An expert series gets stronger when it becomes narrower. A broad series gives a false sense of safety internally, while a narrow one gives the audience a clear reason to watch, remember, share, and associate the company with specific judgment.
Expert content loses strength when it covers too much. The series becomes a container for disjointed topics instead of a focused system for earning trust around one problem area.
Table of Contents
TLDR
- Narrow expert series are easier for audiences to remember.
- Broad topic selection weakens buyer relevance and lowers conversion.
- The best scope sits close to a repeated audience friction point.
- Format discipline helps experts become recognizable.
- Narrow angles create more reusable assets for Sales.
Broad Topics Fail
Broad topics feel safe inside the organization. They include more stakeholders, avoid difficult choices, and make the series look useful to several departments. Topics like the future of work, new operating models, sustainability, and AI all sound important enough to justify production.
They also make it impossible for the audience to know why this company is speaking.
A broad series asks viewers to do too much work. They have to decide whether the episode is relevant, what problem it helps with, and why this expert is the person to listen to. Many will ignore it entirely. They have enough broad content in their feeds.
Specific Edges Convert
The strongest expert series sit close to the edge of a topic. B2B video acts like targeted account-based marketing rather than generic thought leadership. Instead of covering AI in business, the series focuses on how AI changes compliance training, customer onboarding, product support, investor communication, or technical sales. Instead of sustainability, it focuses on how reporting teams turn dense material into stakeholder understanding.
A narrower angle makes the relevance sharper. It gives the right viewer less work to do.
People with a specific problem pay attention. A narrow series tells the right audience that this content was made for the exact decision they face. Answering one specific friction point builds a stronger pipeline than covering industry megatrends.
Single Slice Multiplexing
Narrow can still hold many angles if the problem is rich enough.
A series about expert communication for complex products could cover buyer misunderstanding, demo structure, technical objections, sales handover, customer education, internal enablement, and proof. A series of videos about ESG reporting could cover data, stakeholder trust, employee understanding, investor expectations, leadership role, and reuse.
Every episode returns to the same territory from a different angle. The audience builds memory. They know what the series is about before they see the next title.
Format Repetition Scales
Format repetition helps the audience. It also helps the experts.

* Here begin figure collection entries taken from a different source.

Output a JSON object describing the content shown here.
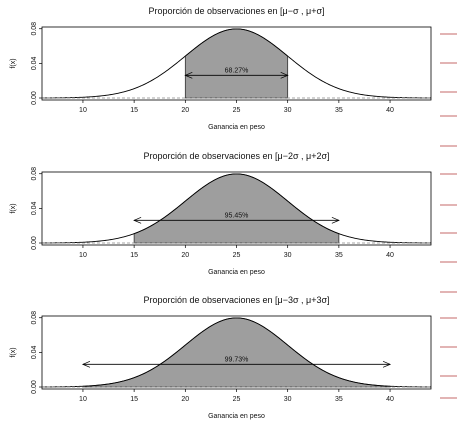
{
  "chart_data": [
    {
      "type": "area",
      "title": "Proporción de observaciones en [μ−σ , μ+σ]",
      "xlabel": "Ganancia en peso",
      "ylabel": "f(x)",
      "xlim": [
        6,
        44
      ],
      "ylim": [
        0,
        0.082
      ],
      "xticks": [
        "10",
        "15",
        "20",
        "25",
        "30",
        "35",
        "40"
      ],
      "yticks": [
        "0.00",
        "0.04",
        "0.08"
      ],
      "mean": 25,
      "sd": 5,
      "shaded_interval": [
        20,
        30
      ],
      "arrow_interval": [
        20,
        30
      ],
      "annotation": "68.27%",
      "grid": false,
      "fill_color": "#9e9e9e",
      "line_color": "#000000"
    },
    {
      "type": "area",
      "title": "Proporción de observaciones en [μ−2σ , μ+2σ]",
      "xlabel": "Ganancia en peso",
      "ylabel": "f(x)",
      "xlim": [
        6,
        44
      ],
      "ylim": [
        0,
        0.082
      ],
      "xticks": [
        "10",
        "15",
        "20",
        "25",
        "30",
        "35",
        "40"
      ],
      "yticks": [
        "0.00",
        "0.04",
        "0.08"
      ],
      "mean": 25,
      "sd": 5,
      "shaded_interval": [
        15,
        35
      ],
      "arrow_interval": [
        15,
        35
      ],
      "annotation": "95.45%",
      "grid": false,
      "fill_color": "#9e9e9e",
      "line_color": "#000000"
    },
    {
      "type": "area",
      "title": "Proporción de observaciones en [μ−3σ , μ+3σ]",
      "xlabel": "Ganancia en peso",
      "ylabel": "f(x)",
      "xlim": [
        6,
        44
      ],
      "ylim": [
        0,
        0.082
      ],
      "xticks": [
        "10",
        "15",
        "20",
        "25",
        "30",
        "35",
        "40"
      ],
      "yticks": [
        "0.00",
        "0.04",
        "0.08"
      ],
      "mean": 25,
      "sd": 5,
      "shaded_interval": [
        10,
        40
      ],
      "arrow_interval": [
        10,
        40
      ],
      "annotation": "99.73%",
      "grid": false,
      "fill_color": "#9e9e9e",
      "line_color": "#000000"
    }
  ],
  "accent_color": "#c46a6a"
}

If every episode has a different structure, the production team reinvents the work each time. The expert has to learn a new shape. The audience has to reorient. A repeated format creates ease. One question, one misconception, one example, one practical consequence. Alternatively, one expert, one customer situation, one decision, one lesson.

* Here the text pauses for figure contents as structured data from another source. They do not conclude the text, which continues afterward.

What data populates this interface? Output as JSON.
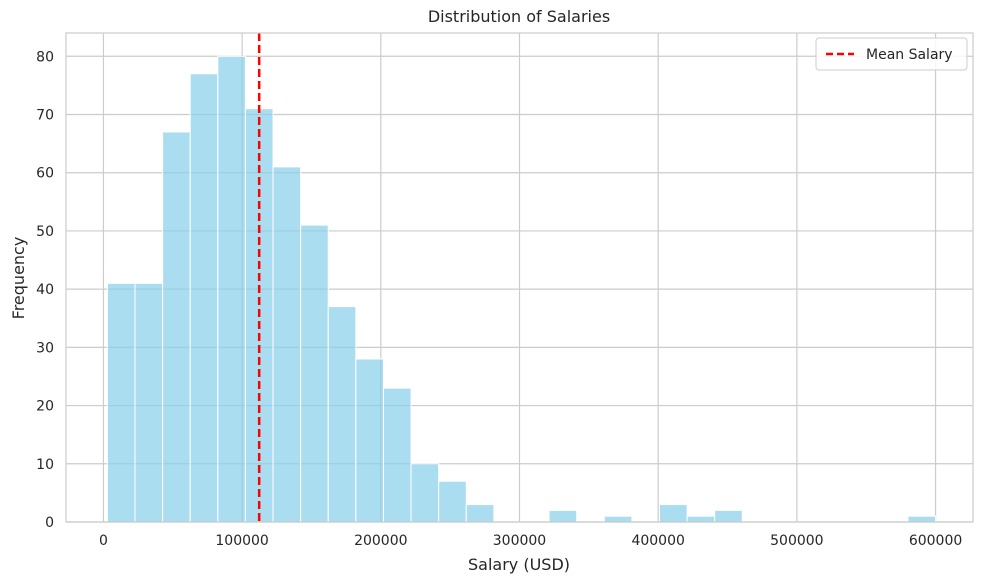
{
  "chart_data": {
    "type": "histogram",
    "title": "Distribution of Salaries",
    "xlabel": "Salary (USD)",
    "ylabel": "Frequency",
    "xlim": [
      -27000,
      627000
    ],
    "ylim": [
      0,
      84
    ],
    "xticks": [
      0,
      100000,
      200000,
      300000,
      400000,
      500000,
      600000
    ],
    "yticks": [
      0,
      10,
      20,
      30,
      40,
      50,
      60,
      70,
      80
    ],
    "grid": true,
    "legend_position": "top-right",
    "bin_start": 2859,
    "bin_width": 19905,
    "counts": [
      41,
      41,
      67,
      77,
      80,
      71,
      61,
      51,
      37,
      28,
      23,
      10,
      7,
      3,
      0,
      0,
      2,
      0,
      1,
      0,
      3,
      1,
      2,
      0,
      0,
      0,
      0,
      0,
      0,
      1
    ],
    "series": [
      {
        "name": "Mean Salary",
        "type": "vline",
        "value": 112298
      }
    ],
    "colors": {
      "bars": "#87ceeb",
      "bar_edge": "#ffffff",
      "mean_line": "#ff0000",
      "grid": "#cccccc",
      "spine": "#cccccc"
    }
  }
}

Good questions keep repetition from becoming boring. The repeated format gives the thinking a recognizable container.
Politics Dilute Focus
Expert series often devolve into internal diplomacy. Each department wants a topic. Each leader wants representation. Each product wants visibility. The result is fair and weak.

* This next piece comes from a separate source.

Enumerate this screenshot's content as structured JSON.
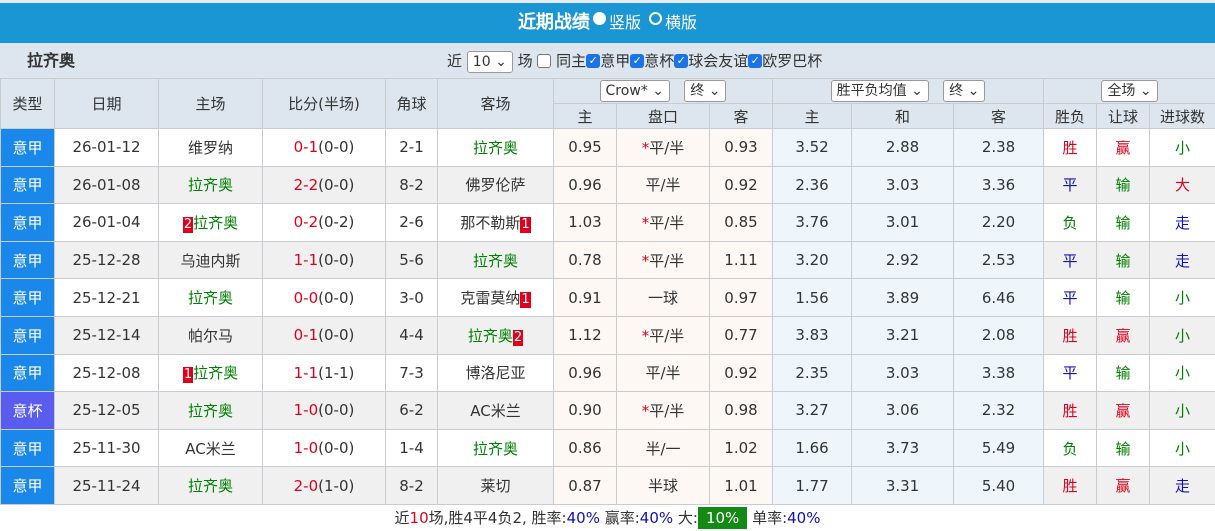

The audience only cares whether the episode helps them understand something worth their time. Internal fairness does not appear in the finished video.
Someone has to protect the editorial line. Which topics belong in this series? Which topics need a different format? Which experts can speak with enough specificity? Which episodes should be delayed until the angle is sharper? That protection defines the production value.
Narrow Boosts Reuse
A narrow series creates better reusable assets because the material has a clearer audience and context. Short clips point to the exact same problem. Sales shares episodes with the exact same type of buyer. Website pages embed videos that support a specific offer. Social posts build repetition around a distinct association.
Broad content creates isolated assets. Narrow content creates a recognizable body of thinking.
That body becomes useful beyond the feed. It supports search, sales, onboarding, events, webinars, newsletters, and internal enablement because the topic territory is obvious.
Scope Defines Trust
Companies usually ask what they know about. That question produces lists.
Ask which problem the company wants to become easier to trust on.
Once that answer is clear, the expert series narrows without feeling small. It becomes easier to brief, easier to produce, easier to reuse, and easier for the right audience to remember.
FAQ
Why do broad video series fail in B2B?
Broad series force the audience to figure out relevance on their own. Buyers skip content that does not immediately address their specific friction points.
How narrow should the topic be?
Narrow enough that it solves one recurring problem for a specific type of buyer, yet deep enough to sustain multiple episodes.
Doesn’t a narrow topic exclude potential viewers?
Yes. That is the goal. Excluding irrelevant viewers increases engagement and trust with the buyers who actually matter to the business.
How does format repetition help production?
It removes the need to reinvent the structure for every episode. This saves time and helps the expert focus entirely on the answer.
How can Sales use a narrow series?
Sales teams can send specific episodes to buyers facing the exact friction point covered in the video, acting as targeted proof.